Monday, February 16, 2009

Life as an Older Mom


I have always felt like an anomaly. I was a few months shy of 38 when I married. I had my first and only child at 41. After a miscarriage within the first year of marriage, it took three years and the help of artificial insemination, to bring my dear daughter into the world.
Every article or piece of literature I have read, talks about the repercussions of CHOOSING to delay childbirth. When this assumption is made, an entire group of people are left out of the discussion. I would have preferred to marry younger. I would have preferred to have a child before my eggs got old, but it didn't work out that way.
I was raised one of four children. My mother was 18 years old when she married. She had four children between the ages of 20 and 30. Growing up I had a couple of friends that were “only” children. I remember thinking how boring that must be for my friend not to have siblings to play with. I also wondered why a parent would have only one child. I would NEVER do such a thing.
As I became a young woman, my goal was to have three children (four seemed a bit much). And like my mother, I wanted to complete childbirth by age 30. As I finished college, with no suitors waiting in the wings, I was forced to adjust my plan. Maybe I could marry and have two children by the age of 30.
Graduate school and my first jobs followed. Marriage still wasn't in the cards. I would dread greeting relatives and friends of the family. Inevitably they would ask if I was dating anyone. If so, were there wedding bells in the picture?
By my late 20s, I had to acknowledge that the master plan wasn't going to happen. Maybe I could at least marry by age 30.
The big 3-0 came and went. I distinctively remember that birthday. I had been treated to lunch by a friend, but had no plans for the evening. That night I thought about all my naive plans for marriage and family.
I was raised a traditional kind of gal. When I started college in 1974, opportunities for women were just beginning to open up. Even though neither of my parents were college-educated, I was motivated to attend college. But like many young women of that time, besides an education, I assumed college was a place to obtain your M.R.S. Degree. When that didn't happen, I started a career by default.
I had no models or mentors along the way. As I struggled with choosing a major, my mom's only suggestion was that I should become a teacher. I didn't know what my strengths were at that age, but there was one thing I knew for certain; getting up in front of people, of any age, was not my forte.
I worked in university student affairs for 14 years. In my continual attempt to find my way, I relocated to the northeast for a while. After a couple of years, I had proven my independence, but I felt like a fish out of water. I returned to Texas.
After I had long given up my “master plan” and was beginning to think that maybe I would remain single (not that there's anything wrong with that!), I met my husband. And yes, Moms are right about church being a good place to meet someone.

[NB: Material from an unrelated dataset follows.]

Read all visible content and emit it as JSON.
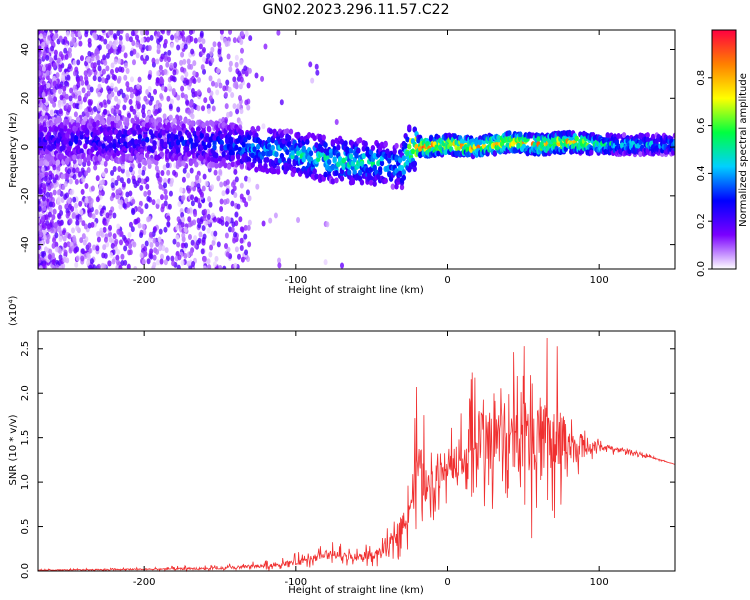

BUT, I didn't choose to delay marriage until almost 40. I didn't choose to wait until my parents were deceased to marry. Although my brother walked me down the aisle, I would have preferred it had been my dad. I didn't choose for my daughter to never meet her maternal grandparents. I didn't choose to have only one child.
When my daughter was around four years old, she began asking why she didn't have a brother or sister. I explained that her mommy was just too old. Well-meaning friends would ask, “don't you want to have another child?” After looking at me, then my daughter, strangers inquired, “Is she your youngest child?”

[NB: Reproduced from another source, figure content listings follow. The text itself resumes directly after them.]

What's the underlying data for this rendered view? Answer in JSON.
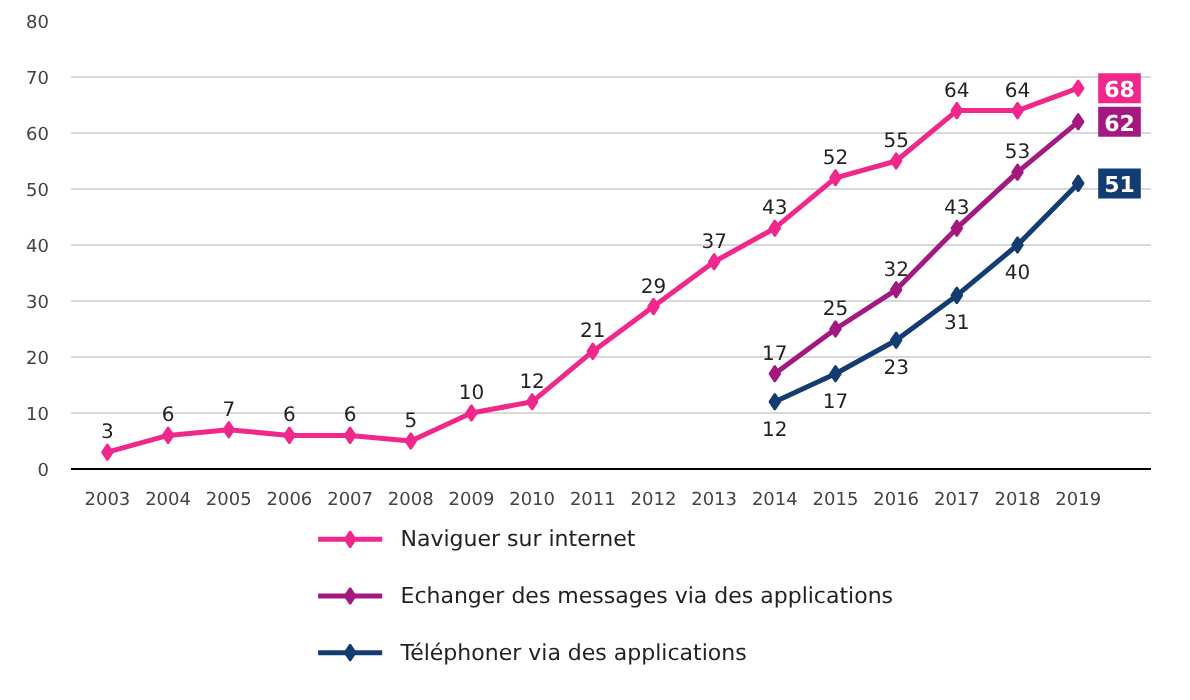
{
  "chart_data": {
    "type": "line",
    "categories": [
      "2003",
      "2004",
      "2005",
      "2006",
      "2007",
      "2008",
      "2009",
      "2010",
      "2011",
      "2012",
      "2013",
      "2014",
      "2015",
      "2016",
      "2017",
      "2018",
      "2019"
    ],
    "series": [
      {
        "name": "Naviguer sur internet",
        "color": "#f0288c",
        "values": [
          3,
          6,
          7,
          6,
          6,
          5,
          10,
          12,
          21,
          29,
          37,
          43,
          52,
          55,
          64,
          64,
          68
        ]
      },
      {
        "name": "Echanger des messages via des applications",
        "color": "#a3197f",
        "values": [
          null,
          null,
          null,
          null,
          null,
          null,
          null,
          null,
          null,
          null,
          null,
          17,
          25,
          32,
          43,
          53,
          62
        ]
      },
      {
        "name": "Téléphoner via des applications",
        "color": "#123c72",
        "values": [
          null,
          null,
          null,
          null,
          null,
          null,
          null,
          null,
          null,
          null,
          null,
          12,
          17,
          23,
          31,
          40,
          51
        ]
      }
    ],
    "ylim": [
      0,
      80
    ],
    "yticks": [
      0,
      10,
      20,
      30,
      40,
      50,
      60,
      70,
      80
    ],
    "grid": "y",
    "legend": "bottom",
    "marker": "diamond",
    "line_style": "solid",
    "data_labels": true
  }
}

I am now going through menopause while my daughter enters adolescence. I explain to her that the burst of hormones her body is now producing, the lack of which, is why mom is so bitchy.

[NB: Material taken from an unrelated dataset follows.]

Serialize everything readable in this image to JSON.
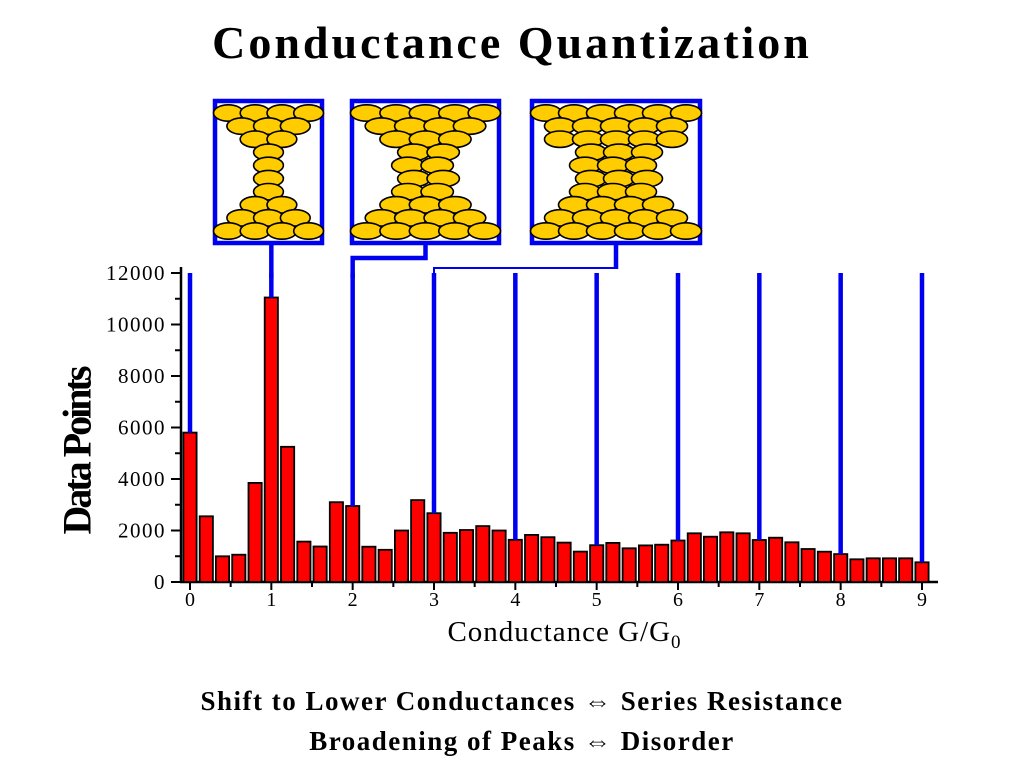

Oh, life has certainly been interesting. Like becoming a card-carrying member of AARP when your daughter is excited about having a birthday that puts her in double-digits for the first time. Or attending a PTA meeting to find you are old enough to be the mother of the other parents. And most recently, trying to get fired up about Girl Scout cookie sales.
Yes, I am an older than average mom, who was graced with a beautiful healthy daughter at 41. But please stop assuming that I chose to wait. We are not all given the same choices in life. And sometimes, life doesn't happen in the time frame that we have so carefully laid out. But you seize the moment, no matter how late!